Hiding in Plane Site, [Las Vegas] US


description:

The computer vision systems that survey, catalogue and archive the world around us are services that render two versions of the world at once. There is now the physical space that we occupy and the digital rendition of that space that we, increasingly more frequently, also occupy. The urban landscape is mediated by handheld cartographic instruments that help us navigate through transportation systems, call upon networks of drivers, occupy strangers homes, or find potential lovers. The digital interface for social exchange and monetary transactions has radically shifted how we act and consume. In the negotiation between the built environment and the variety of computer vision systems that move through it, there is a margin of error that architecture has the potential to occupy. The speed of technological innovation has outpaced our privacy protections. Our digital profile can be tracked by the government and corporations in ways which were once unthinkable. The recent shifts in how we represent and exhibit ourselves and our private information have come on so rapidly and forcibly that the general public as well as corporations are still grappling to understand its impact. With ubiquitous computing comes pervasive surveillance. The desire to maintain privacy is still common, and yet the general public is becoming increasingly comfortable with surveillance. People both actively and passively abdicate their privacy and participate in surveillance, safety, and for the sake of convenience.

Hiding in Plane Site offers a chance for its inhabitants to regain a sense of privacy through its blockage and baffling of digital surveillance systems. This is an alternative suburban domesticity that occupies and camouflages itself within the new spaces which emerge where our digital and physical worlds overlap, graft and fold on one another.
team:
Team: Bryce Taylor, Adin Rimland                          
Instructors : Lawrence Blough, Cathryn Dwyre,  Jeff Johnson


data:
awards: Degree Project Award for Best Thesis
date: 2018
location: Las Vegas, Nevada
tags: architecture,  academic



The site is situated in the sparse suburban fabric within the southwest region of Las Vegas.
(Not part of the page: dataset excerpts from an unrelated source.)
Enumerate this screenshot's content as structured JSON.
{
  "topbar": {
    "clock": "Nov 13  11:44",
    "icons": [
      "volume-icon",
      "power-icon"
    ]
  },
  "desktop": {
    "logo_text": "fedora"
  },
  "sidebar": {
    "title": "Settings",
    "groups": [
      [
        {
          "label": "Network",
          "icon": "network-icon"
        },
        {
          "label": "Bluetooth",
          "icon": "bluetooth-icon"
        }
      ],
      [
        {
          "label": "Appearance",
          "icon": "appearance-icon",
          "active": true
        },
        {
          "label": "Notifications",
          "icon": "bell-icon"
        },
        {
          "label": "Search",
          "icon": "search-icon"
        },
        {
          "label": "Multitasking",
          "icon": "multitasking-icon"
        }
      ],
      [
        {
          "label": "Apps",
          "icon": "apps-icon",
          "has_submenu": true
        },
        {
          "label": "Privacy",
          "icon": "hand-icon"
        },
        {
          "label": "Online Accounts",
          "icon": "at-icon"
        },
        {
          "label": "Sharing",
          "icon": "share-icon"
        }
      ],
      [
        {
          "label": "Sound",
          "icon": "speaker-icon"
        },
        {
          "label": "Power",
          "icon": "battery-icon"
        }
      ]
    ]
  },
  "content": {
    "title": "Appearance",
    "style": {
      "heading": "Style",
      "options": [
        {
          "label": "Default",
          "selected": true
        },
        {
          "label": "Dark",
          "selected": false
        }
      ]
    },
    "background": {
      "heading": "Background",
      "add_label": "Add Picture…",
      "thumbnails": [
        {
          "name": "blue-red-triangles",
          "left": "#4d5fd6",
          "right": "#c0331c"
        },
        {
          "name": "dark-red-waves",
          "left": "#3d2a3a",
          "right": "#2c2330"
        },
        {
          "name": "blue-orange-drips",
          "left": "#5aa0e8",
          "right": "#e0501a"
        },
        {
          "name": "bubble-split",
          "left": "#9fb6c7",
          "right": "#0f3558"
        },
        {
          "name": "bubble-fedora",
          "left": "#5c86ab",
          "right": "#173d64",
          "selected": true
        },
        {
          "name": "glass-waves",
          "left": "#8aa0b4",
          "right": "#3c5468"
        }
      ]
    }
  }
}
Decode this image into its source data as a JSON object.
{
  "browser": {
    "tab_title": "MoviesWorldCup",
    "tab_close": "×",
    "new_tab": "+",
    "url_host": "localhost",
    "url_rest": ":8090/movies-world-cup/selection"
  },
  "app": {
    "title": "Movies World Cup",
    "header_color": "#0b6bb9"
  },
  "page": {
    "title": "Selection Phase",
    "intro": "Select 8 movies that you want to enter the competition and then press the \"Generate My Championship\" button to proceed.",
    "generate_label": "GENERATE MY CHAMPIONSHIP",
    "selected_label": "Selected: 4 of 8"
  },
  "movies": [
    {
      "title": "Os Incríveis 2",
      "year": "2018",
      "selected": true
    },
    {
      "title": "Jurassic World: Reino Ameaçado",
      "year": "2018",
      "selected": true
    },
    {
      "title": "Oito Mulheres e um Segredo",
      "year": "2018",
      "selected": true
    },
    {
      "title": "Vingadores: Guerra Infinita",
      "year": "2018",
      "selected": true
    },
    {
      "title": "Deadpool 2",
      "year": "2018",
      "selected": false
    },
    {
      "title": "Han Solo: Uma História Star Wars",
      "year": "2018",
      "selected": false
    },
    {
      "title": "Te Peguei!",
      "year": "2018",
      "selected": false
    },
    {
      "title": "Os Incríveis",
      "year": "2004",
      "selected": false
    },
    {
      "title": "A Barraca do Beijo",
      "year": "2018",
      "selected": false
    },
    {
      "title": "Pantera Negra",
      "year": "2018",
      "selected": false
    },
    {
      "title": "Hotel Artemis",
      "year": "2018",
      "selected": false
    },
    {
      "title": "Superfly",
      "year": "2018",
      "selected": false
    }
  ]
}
Working from the visual and material culture established in the last 100 years of Las Vegas’s existence, this project seeks to leverage emerging computer vision systems as a way to open up a new discourse about how buildings can engage with technology.




Matrix of different optical baffling strategies that can be applied to a building. The project uses images as material, and material as image as a way to address notions of entropy and lifecycles of buildings within the Las Vegas valley. In addition to the assesment and application of the camouflage techniques, one of the primary workflows that informed the design of the project was to use the computer vision systems themselves to create a feedback loop between production and representation.